Woodworking in America: The Don Williams Mind Bender
Don Williams is like a shark in a clown suit. He’ll bite you in half while you are laughing.
During his presentation at Woodworking in America last weekend, I am quite sure that he destroyed the assumptions about pre-industrial woodworking of many of us in the room. And he did it with jokes, amazing slides and a smooth delivery.
His talk was far-ranging, and in the end it was like a Freakanomics lecture. He convinced me that 19th-century public health efforts are what ultimately led to the near-complete domination of machines in woodworking. But for me to explain that point would take more words than a blog entry should deliver. So let me just give you a taste.
One of the assumptions of many moderns is that powered woodworking machinery was an invention of the Industrial Revolution in the late 19th century. That before that point, there were no machines and that woodworkers would go off to their shops and “commune with the wood” while they slowly crafted their masterpieces with hand tools, Williams said.
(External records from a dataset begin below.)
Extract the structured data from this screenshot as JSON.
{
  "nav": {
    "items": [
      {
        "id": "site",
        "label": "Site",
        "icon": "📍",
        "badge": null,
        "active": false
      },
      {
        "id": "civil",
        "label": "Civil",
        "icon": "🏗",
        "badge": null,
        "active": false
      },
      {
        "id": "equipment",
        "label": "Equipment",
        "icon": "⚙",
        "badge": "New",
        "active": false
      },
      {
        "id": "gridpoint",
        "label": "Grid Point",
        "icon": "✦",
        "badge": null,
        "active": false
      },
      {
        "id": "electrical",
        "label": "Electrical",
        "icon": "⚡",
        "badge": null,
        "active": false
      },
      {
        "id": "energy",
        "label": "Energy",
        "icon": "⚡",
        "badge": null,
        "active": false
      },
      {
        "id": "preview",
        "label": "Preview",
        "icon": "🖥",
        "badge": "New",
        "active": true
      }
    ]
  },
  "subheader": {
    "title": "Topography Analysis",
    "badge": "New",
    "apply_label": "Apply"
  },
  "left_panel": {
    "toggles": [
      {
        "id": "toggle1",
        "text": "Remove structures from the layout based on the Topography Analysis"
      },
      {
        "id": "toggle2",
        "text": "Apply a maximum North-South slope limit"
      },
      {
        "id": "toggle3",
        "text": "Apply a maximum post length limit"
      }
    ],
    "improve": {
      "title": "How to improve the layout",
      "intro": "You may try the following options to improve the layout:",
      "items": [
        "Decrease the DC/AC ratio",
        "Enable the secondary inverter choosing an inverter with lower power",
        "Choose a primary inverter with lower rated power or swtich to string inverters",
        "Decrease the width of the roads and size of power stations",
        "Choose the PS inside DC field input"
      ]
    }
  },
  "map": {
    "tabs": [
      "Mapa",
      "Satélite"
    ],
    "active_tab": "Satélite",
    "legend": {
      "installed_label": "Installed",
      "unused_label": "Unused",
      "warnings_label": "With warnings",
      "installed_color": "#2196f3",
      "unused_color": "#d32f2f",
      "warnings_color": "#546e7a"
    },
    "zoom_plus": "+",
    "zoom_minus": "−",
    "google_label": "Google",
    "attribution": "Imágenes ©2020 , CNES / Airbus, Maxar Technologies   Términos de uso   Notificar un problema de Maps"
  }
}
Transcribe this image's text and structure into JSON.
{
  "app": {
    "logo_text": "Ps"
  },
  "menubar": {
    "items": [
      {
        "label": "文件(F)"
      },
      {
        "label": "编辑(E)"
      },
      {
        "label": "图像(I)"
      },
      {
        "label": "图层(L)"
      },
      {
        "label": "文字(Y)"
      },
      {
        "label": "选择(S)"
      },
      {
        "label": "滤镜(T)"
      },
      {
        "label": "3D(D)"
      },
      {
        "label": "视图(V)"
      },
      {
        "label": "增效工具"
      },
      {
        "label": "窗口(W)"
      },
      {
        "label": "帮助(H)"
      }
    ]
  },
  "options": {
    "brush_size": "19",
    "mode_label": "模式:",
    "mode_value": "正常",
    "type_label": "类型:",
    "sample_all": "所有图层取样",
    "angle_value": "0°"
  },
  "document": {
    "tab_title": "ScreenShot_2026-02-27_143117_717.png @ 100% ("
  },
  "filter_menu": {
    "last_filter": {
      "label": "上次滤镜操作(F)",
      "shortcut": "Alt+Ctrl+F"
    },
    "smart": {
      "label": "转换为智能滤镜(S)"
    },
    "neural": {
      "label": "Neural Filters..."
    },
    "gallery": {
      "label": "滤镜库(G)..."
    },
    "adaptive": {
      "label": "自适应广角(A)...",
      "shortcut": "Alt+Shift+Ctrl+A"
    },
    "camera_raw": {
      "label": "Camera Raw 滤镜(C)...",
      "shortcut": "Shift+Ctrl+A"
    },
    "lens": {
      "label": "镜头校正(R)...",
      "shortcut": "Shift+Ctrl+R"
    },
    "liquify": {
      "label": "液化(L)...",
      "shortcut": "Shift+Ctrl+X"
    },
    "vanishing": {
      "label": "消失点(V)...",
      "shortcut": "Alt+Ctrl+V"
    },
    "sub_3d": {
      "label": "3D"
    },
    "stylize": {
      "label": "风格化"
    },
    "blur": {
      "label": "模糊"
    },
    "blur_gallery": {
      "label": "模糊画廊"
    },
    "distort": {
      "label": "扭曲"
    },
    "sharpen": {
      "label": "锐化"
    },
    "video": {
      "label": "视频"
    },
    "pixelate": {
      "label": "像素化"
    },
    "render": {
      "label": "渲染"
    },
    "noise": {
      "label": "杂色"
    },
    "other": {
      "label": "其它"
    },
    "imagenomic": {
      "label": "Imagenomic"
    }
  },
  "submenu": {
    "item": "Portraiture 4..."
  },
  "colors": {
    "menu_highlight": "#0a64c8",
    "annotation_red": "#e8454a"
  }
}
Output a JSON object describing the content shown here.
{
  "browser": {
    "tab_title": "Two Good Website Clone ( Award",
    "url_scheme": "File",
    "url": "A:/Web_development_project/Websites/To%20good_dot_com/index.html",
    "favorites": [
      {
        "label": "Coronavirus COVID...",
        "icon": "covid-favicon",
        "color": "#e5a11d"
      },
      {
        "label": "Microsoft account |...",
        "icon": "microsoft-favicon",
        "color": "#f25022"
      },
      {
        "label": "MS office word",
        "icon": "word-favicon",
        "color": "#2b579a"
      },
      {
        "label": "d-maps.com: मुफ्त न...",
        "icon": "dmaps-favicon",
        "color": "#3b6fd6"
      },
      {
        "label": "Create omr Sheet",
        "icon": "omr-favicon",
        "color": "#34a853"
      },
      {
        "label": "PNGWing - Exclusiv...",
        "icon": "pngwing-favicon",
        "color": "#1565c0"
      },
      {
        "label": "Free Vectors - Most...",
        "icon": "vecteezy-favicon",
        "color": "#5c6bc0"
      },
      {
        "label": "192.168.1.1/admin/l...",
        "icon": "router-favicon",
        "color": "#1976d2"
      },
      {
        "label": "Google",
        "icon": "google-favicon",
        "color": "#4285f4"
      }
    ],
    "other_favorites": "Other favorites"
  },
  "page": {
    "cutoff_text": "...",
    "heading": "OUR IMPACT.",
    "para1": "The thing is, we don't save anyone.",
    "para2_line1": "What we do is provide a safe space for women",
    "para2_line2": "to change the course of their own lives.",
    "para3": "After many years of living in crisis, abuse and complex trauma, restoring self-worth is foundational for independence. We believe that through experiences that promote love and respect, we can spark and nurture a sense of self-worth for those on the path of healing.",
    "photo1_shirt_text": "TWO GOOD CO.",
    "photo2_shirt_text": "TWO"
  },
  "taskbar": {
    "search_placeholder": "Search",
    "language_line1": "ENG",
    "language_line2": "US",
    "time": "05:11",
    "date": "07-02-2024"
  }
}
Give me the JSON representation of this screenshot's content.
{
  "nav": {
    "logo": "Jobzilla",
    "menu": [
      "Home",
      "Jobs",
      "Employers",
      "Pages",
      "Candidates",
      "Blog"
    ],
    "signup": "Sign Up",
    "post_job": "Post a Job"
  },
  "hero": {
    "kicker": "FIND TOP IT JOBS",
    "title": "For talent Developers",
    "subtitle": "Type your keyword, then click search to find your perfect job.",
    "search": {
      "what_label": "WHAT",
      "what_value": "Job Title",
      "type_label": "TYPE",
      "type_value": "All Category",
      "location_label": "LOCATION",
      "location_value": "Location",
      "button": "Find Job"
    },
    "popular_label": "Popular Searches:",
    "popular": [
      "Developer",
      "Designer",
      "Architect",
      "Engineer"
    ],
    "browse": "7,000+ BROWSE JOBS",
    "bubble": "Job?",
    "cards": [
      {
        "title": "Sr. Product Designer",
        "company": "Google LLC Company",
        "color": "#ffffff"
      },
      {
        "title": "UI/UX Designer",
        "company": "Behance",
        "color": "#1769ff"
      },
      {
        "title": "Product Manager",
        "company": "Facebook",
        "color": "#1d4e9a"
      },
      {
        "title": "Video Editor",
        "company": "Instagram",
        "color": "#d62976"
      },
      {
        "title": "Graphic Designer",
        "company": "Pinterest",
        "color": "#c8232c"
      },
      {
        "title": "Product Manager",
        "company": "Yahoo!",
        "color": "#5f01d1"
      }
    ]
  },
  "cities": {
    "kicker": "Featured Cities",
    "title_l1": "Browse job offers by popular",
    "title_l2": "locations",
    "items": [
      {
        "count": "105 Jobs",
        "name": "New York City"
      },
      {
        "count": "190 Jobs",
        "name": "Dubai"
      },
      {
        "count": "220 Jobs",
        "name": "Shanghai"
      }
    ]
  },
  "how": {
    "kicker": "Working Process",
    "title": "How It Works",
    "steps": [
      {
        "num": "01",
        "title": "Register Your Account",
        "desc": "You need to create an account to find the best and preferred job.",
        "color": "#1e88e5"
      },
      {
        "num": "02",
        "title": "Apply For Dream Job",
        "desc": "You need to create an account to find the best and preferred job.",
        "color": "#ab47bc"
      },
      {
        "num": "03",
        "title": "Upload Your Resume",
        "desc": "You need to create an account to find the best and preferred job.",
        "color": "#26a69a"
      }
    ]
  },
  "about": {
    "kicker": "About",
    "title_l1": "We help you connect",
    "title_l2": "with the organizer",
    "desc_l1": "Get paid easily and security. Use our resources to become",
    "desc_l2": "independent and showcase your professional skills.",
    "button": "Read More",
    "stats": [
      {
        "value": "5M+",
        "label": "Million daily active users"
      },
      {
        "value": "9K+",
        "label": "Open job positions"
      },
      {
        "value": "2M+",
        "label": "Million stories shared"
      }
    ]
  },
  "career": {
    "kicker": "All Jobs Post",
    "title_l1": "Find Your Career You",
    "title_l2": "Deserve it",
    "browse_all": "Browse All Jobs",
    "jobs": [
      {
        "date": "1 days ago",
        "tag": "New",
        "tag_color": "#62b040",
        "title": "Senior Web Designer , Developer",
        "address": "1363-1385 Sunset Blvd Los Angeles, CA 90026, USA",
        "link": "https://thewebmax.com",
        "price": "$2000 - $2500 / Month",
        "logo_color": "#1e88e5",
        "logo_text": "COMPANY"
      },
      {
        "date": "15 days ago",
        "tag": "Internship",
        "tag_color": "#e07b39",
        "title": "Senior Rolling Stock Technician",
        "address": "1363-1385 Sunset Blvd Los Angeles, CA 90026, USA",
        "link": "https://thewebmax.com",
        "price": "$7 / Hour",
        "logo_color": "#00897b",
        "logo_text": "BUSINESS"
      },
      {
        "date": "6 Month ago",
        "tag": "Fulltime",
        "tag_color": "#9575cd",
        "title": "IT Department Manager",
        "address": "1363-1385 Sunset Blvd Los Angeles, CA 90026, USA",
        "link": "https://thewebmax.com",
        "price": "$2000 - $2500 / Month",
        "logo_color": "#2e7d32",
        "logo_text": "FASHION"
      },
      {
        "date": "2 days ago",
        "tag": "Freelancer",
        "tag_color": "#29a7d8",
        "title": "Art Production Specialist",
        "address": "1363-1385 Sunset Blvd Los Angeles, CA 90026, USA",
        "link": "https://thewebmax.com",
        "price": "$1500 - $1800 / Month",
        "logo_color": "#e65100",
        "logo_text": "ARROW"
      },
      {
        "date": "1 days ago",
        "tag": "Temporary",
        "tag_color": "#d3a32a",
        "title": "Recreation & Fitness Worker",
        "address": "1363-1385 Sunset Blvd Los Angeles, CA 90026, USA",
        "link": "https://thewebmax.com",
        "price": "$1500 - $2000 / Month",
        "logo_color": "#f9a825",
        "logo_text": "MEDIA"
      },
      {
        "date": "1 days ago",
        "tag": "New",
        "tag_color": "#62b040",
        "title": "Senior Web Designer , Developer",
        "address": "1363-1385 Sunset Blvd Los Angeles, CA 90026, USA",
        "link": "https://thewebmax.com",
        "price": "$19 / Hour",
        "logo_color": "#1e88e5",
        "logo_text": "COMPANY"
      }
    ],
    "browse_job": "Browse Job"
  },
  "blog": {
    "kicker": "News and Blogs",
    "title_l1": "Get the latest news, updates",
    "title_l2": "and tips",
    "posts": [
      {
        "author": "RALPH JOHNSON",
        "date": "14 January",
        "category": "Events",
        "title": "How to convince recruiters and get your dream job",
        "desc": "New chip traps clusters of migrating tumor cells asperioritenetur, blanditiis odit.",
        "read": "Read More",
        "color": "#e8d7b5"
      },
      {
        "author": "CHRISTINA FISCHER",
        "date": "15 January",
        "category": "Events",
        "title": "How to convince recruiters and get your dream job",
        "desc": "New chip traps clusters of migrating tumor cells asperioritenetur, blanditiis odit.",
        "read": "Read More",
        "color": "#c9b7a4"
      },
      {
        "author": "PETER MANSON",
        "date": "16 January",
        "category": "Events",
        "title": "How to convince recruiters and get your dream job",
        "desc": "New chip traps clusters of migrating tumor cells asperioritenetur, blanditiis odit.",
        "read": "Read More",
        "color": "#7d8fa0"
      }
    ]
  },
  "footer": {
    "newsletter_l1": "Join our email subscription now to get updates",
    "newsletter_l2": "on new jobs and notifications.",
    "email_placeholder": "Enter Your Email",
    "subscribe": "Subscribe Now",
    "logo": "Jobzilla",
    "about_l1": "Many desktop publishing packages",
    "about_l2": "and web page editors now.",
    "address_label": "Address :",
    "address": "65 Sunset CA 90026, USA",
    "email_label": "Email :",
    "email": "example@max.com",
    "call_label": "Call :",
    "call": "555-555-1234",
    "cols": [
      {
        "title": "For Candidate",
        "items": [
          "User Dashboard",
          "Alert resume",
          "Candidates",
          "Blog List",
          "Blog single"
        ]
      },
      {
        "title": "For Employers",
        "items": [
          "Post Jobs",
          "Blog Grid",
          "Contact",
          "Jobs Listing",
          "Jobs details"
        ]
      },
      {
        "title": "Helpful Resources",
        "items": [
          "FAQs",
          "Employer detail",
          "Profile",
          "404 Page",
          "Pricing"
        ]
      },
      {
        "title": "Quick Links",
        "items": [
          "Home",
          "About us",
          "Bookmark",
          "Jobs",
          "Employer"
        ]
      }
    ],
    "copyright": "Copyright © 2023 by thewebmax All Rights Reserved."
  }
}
The truth, he said, is much different.
The first powered saw, a reciprocating up-and-down saw powered by water, appears in Augsburg, German in 1337. He showed us a photo of a reconstructed version of the machine, which they called a water-powered sash saw.
Gang saws that slice an entire tree into slabs in one pass appear in the 1750s. Circular saws were not invented by the Shakers, Williams said. He has evidence that circular saws were in use circa 1575, probably in Holland and drived by windmills. And circular saws were widely in use by the 1750s. (He showed us a Spear and Jackson catalog from 1791 that was offering circular saws.)
And Williams then took us on a tour of all the other major woodworking machines and their appearance in the historical record, including planers, jointers, drill presses, dovetailing machines, double-tenoners and on and on. All were pretty much up and running by the 18th century.
This small bit of his lecture was extremely helpful to me as a furniture maker. I’m making a reproduction of a Shaker side table from the White Water, Ohio, community and was completely vexed by the top of the table. I inspected the table completely for tool marks to try to suss out how the table was made. But some tool marks on the underside of the top led me to think that the top was a replacement. But the rest of the tool marks on the top suggested to me that the top was original and the joinery to attach it was done with a saw and rabbeting plane.
With Williams’s scholarship, I think it’s OK for me to reproduce the table as it is now. There’s a good possibility that the lumber could have been sawn and planed by machinery.
And that was worth the price of admission.